The Flying Dutchman, English National Opera, ENO, London Coliseum, April 2012Posted on 29 April 2012
Sudden darkness in the auditorium … the orchestra struck up, and we were treated to great power and sensitivity from the baton of Edward Gardner. The silences were silent, the quiet passages quiet, and the loud passages with the chorus came over with huge force.
This new production by Jonathan Kent starts in the overture with a little girl being put to bed by her father Daland the sea captain. She dreams of the sea … the wild, windy sea, shown in video projections designed by Nina Dunn. Then as the opera gets underway we see huge designs by Paul Brown filling the stage from top to bottom, with lighting by Mark Henderson embracing the video effects and giving beautiful colour changes during Daland’s lyrical dialogue with his daughter, when salvation beckons.
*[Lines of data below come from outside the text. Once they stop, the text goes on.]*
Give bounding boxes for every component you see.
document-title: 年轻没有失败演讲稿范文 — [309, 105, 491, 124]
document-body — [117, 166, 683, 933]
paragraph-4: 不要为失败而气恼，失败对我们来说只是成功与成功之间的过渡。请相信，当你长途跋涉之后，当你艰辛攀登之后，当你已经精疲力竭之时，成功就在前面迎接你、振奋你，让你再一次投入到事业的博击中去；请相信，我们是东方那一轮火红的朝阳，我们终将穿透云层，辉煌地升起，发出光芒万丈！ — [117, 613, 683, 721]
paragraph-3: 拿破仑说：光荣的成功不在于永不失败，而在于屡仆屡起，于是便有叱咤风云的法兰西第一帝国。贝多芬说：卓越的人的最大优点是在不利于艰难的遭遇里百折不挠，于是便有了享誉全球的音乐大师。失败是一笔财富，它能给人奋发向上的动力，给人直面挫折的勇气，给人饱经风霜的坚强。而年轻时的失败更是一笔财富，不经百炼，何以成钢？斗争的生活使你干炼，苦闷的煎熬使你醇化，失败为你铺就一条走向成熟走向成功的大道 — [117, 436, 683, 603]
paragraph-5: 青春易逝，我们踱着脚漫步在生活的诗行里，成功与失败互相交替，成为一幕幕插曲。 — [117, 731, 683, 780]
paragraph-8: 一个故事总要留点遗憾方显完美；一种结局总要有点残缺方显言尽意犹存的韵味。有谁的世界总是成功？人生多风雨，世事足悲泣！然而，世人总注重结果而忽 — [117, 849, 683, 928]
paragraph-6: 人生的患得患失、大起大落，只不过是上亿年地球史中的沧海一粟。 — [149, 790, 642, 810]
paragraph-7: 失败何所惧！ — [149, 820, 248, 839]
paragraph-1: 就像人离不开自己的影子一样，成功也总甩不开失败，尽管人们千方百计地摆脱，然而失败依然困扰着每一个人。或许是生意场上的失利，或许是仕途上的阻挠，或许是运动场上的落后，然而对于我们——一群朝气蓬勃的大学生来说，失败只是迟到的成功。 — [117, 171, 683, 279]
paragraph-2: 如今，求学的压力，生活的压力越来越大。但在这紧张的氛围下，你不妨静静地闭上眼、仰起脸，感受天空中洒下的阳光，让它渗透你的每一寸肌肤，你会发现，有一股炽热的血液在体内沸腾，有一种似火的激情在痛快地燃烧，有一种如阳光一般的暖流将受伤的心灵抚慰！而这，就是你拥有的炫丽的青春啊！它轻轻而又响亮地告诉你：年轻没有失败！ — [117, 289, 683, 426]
In the end when the Dutchman chides his would-be saviour, Senta for her apparent unfaithfulness he silently vanishes from the party throng, she smashes a bottle . . . and it’s all over. She dies and he is redeemed.
James Creswell as the Dutchman exhibited superb restraint and nobility, both in voice and stage presence, and with Clive Bayley portraying Daland as an engagingly earnest father to Senta, this was a cast rich in wonderful bass tones. At the higher register, Stuart Skelton was a brilliant Erik, the young man in love with Senta. He is a star in the ENO firmament. As Senta herself, Orla Boylan gave a somewhat uneven vocal performance with some strong moments but a flaccid stage-presence.
The Dutchman has been wandering the planet for countless years, and in Jonathan Kent’s production we see him dressed in a costume from two hundred years ago, contrasting with the girls working in a modern assembly shop where a costume party turns wild, threatening a gang rape of Senta . . . but suddenly the Dutchman’s ghostly crew sing powerfully from off-stage, scaring the living daylights out of the revellers. This is the same director who has produced Sweeney Todd now playing in the West End, so perhaps a bit of the Sweeney darkness has invaded Wagner, but that’s no bad thing, and the chorus carried it off superbly. They were wonderful.
The Flying Dutchman is the first of Wagner’s operas in the regular canon of ten, and this was the first time Edward Gardner has conducted any of them. I look forward to more!